Unabhängig davon warnt auch Paul Wang, Entwicklungs-Pädiater und Sprecher der US-amerikanischen Organisation „Autism Speaks“ davor, autistische Kinder nun auf eine Brokkoli- oder Kohl-Diät zu setzen. „Die Menge an Sulforaphan, die den Studienteilnehmern verabreicht wurde, ist um ein vielfaches höher als wir über die Nahrung aufnehmen können. Selbst Gemüse mit einem hohen Sulforaphan-Anteil wie Brokkoli und Brokkoli-Sprossen enthalten nicht genug des Stoffes“, sagt Wang. Sulforaphan ist zwar bereits als Nahrungsergänzungsmittel erhältlich, Kindern mit einer Autismus-Spektrum-Störung sollten diese Tabletten aber nicht aufgrund der Studienergebnisse verabreicht werden. „Bei dieser Studie handelte es sich lediglich um eine kleine Pilotstudie - zu klein, um die Sicherheit des Stoffes in dieser Dosierung zu gewährleisten. Außerdem gab es auch ein paar negative Nebenerscheinungen, die erst noch geprüft werden müssen. Zwei der 29 jungen Männer, die Sulforaphan erhalten hatten, erlitten während der Studienzeit epileptische Anfälle.
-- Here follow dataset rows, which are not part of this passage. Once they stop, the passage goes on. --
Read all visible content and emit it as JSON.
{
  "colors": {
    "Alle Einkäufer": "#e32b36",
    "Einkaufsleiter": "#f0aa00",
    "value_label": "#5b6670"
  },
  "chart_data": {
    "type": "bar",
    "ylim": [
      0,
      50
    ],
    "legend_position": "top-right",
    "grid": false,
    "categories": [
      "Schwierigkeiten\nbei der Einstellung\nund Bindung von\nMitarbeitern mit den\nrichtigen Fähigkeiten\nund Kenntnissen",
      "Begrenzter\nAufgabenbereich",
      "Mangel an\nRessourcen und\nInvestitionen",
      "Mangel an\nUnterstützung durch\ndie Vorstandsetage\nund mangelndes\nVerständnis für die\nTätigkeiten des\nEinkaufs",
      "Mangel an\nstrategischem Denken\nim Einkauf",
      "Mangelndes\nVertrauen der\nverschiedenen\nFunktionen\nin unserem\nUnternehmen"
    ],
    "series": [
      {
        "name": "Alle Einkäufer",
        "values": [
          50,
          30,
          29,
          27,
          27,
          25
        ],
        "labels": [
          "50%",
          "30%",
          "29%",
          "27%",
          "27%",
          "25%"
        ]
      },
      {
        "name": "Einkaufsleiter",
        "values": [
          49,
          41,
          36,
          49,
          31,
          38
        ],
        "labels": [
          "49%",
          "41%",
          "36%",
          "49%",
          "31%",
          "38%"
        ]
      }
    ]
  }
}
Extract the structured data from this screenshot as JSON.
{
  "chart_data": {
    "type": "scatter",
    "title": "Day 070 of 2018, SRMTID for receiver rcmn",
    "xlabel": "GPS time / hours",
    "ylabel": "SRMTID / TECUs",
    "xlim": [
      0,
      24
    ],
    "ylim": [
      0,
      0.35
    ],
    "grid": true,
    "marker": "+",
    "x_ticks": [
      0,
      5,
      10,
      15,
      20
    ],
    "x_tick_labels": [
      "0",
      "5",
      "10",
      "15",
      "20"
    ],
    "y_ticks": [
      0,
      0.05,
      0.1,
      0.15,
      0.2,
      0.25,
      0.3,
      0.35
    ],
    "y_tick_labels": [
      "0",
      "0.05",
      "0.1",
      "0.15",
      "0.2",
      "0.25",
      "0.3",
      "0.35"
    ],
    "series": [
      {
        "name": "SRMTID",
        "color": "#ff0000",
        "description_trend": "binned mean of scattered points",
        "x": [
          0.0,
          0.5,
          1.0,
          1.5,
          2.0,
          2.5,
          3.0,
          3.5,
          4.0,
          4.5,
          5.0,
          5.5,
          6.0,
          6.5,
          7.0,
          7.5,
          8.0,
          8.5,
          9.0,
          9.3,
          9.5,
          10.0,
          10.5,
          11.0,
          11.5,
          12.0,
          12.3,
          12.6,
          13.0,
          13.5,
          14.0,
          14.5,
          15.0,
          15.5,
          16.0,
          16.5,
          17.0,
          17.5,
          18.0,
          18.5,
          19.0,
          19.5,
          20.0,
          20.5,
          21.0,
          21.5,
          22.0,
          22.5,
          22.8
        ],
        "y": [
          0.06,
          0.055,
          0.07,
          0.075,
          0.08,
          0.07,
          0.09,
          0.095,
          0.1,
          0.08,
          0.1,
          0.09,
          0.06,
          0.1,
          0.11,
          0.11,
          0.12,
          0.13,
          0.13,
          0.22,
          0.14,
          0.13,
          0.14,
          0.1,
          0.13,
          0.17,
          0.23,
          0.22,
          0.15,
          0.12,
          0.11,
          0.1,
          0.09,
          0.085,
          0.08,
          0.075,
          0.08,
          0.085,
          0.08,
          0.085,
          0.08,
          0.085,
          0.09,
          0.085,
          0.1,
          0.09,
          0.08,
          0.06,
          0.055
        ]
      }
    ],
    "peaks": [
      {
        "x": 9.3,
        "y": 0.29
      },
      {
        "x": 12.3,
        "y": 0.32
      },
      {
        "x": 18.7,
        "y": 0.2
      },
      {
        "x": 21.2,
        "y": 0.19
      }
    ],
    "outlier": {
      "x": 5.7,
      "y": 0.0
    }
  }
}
Damit hatten sie zwar bereits vor der Studie zu kämpfen, aber ein Zusammenhang mit Sulforaphan kann nicht ausgeschlossen werden, denn in der Placebo-Gruppe war kein Teilnehmer betroffen“, so Wang. Blutuntersuchungen der Probanden hatten außerdem gezeigt, dass einige Leberenzyme bei Teilnehmern mit Sulforaphan-Behandlung leicht angestiegen waren. „Obwohl keiner der jungen Männer diesbezügliche Symptome verspürte, könnte der Anstieg ein Hinweis darauf sein, dass Sulforaphan zu einer Leberentzündung führen kann“, so Wang. Ob autistische Kinder künftig von dem Wirkstoff aus Brokkoli profitieren könnten, wird sich in weiteren Studien zeigen müssen. Die Therapieoption „Brokkoli gegen Autismus" ist also noch ein ganzes Stück entfernt.